Senior cop on Charlie Hebdo case 'kills himself'
A FRENCH police commissioner allegedly killed himself with his police-issued gun just hours after he was ordered to investigate the Charlie Hebdo magazine massacre, the local media in France reported.
Helric Fredou, 45, who was said to be suffering from depression, reportedly shot himself at his office in Limogesa, a city in central France, on the night of Jan 7, according to TV channel France 3.
He had just interviewed the family of a victim of the Charlie Hebdo shooting before his reported suicide.
Mr Fredou began his career as a police officer in 1997 and had been the deputy director of the regional police since 2012, the Daily Mail reported.
It is not known if the suicide is connected to the Charlie Hebdo killings.
Twelve people, including eight journalists and two policemen, were murdered on Jan 7 when two armed men stormed the offices of the French satirical weekly in Paris. Their attackers claimed to belong to terrorist group Al-Qaeda in Yemen. They were seeking revenge over Prophet Muhammad cartoons published by the magazine. Any depiction of the Prophet is considered blasphemous by Muslims.
In a provocative move, Charlie Hebdo has released the front page of its latest edition to the media, ahead of the magazine's publication today. It features the Prophet crying and holding up a "Je suis Charlie" ("I am Charlie") sign under the words, "All is forgiven". Three million copies of the special "survivors' edition" are being printed and will be available in 25 countries, said the magazine.

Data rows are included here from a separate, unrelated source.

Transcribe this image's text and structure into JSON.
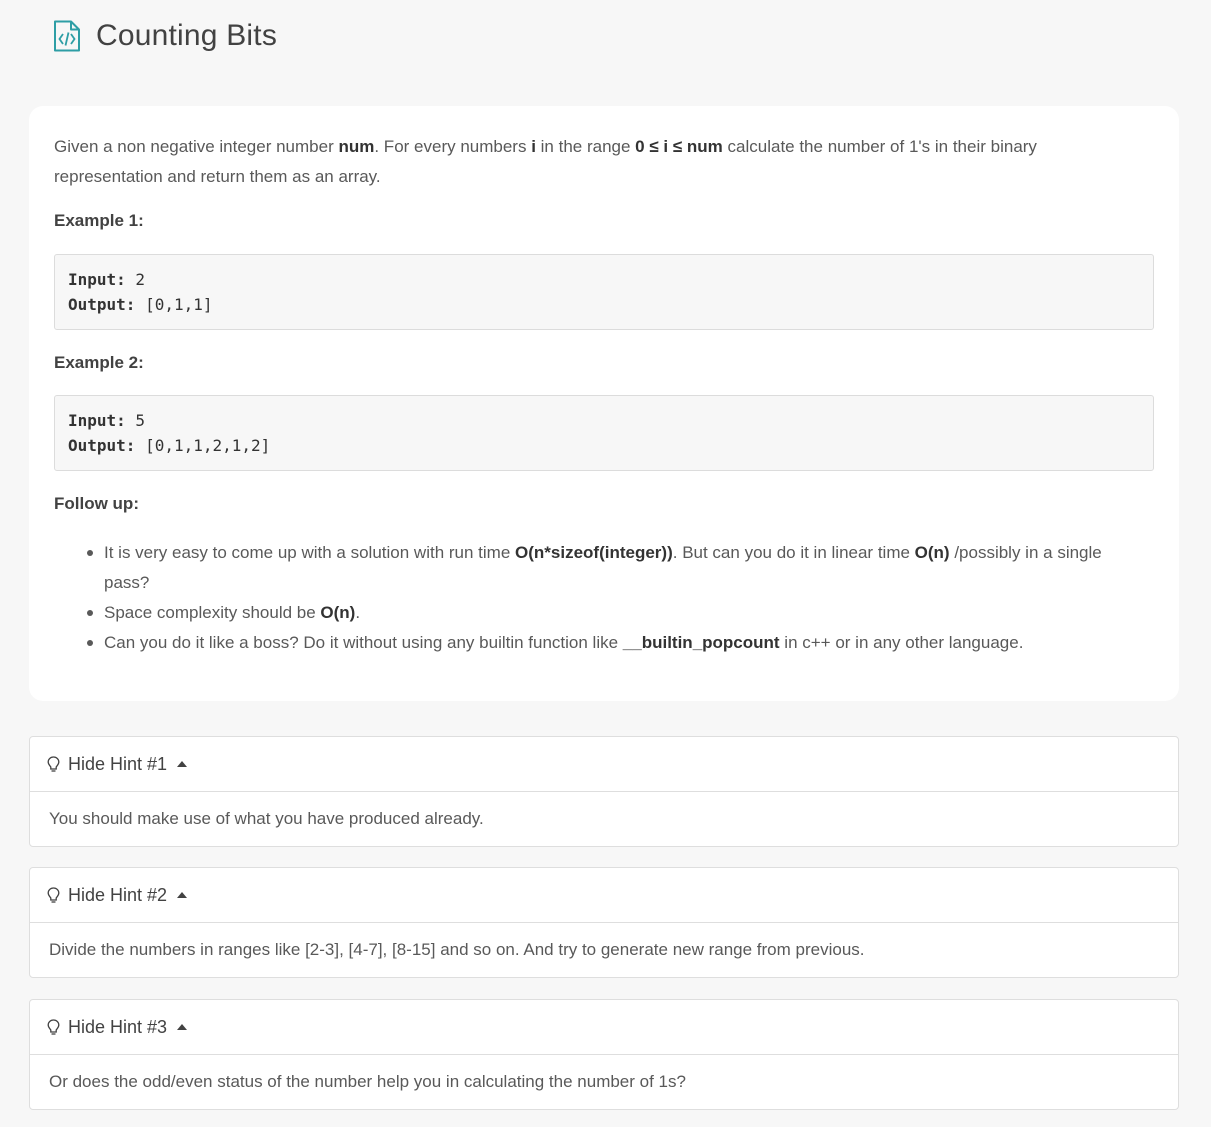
{
  "header": {
    "title": "Counting Bits",
    "icon": "code-file-icon",
    "accent_color": "#2e9ea5"
  },
  "description": {
    "p1": "Given a non negative integer number ",
    "num": "num",
    "p2": ". For every numbers ",
    "i": "i",
    "p3": " in the range ",
    "range": "0 ≤ i ≤ num",
    "p4": " calculate the number of 1's in their binary representation and return them as an array."
  },
  "examples": [
    {
      "title": "Example 1:",
      "input_label": "Input:",
      "input": " 2",
      "output_label": "Output:",
      "output": " [0,1,1]"
    },
    {
      "title": "Example 2:",
      "input_label": "Input:",
      "input": " 5",
      "output_label": "Output:",
      "output": " [0,1,1,2,1,2]"
    }
  ],
  "follow_up": {
    "title": "Follow up:",
    "items": [
      {
        "a": "It is very easy to come up with a solution with run time ",
        "b": "O(n*sizeof(integer))",
        "c": ". But can you do it in linear time ",
        "d": "O(n)",
        "e": " /possibly in a single pass?"
      },
      {
        "a": "Space complexity should be ",
        "b": "O(n)",
        "c": "."
      },
      {
        "a": "Can you do it like a boss? Do it without using any builtin function like ",
        "b": "__builtin_popcount",
        "c": " in c++ or in any other language."
      }
    ]
  },
  "hints": [
    {
      "label": "Hide Hint #1",
      "text": "You should make use of what you have produced already.",
      "icon": "bulb-icon",
      "toggle_icon": "caret-up-icon"
    },
    {
      "label": "Hide Hint #2",
      "text": "Divide the numbers in ranges like [2-3], [4-7], [8-15] and so on. And try to generate new range from previous.",
      "icon": "bulb-icon",
      "toggle_icon": "caret-up-icon"
    },
    {
      "label": "Hide Hint #3",
      "text": "Or does the odd/even status of the number help you in calculating the number of 1s?",
      "icon": "bulb-icon",
      "toggle_icon": "caret-up-icon"
    }
  ]
}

Meanwhile, the White House acknowledged on Monday that it should have sent a senior official to the massive rally against terrorism in Paris, as United States President Barack Obama came under fire for failing to travel to France.
French President Francois Hollande was joined at the Sunday march by 50 world leaders. Washington was represented by the US Ambassador to France, Jane Hartley.
White House spokesman Josh Earnest said Mr Obama would have liked to have gone himself, but suggested that security requirements and the short planning time had prevented it.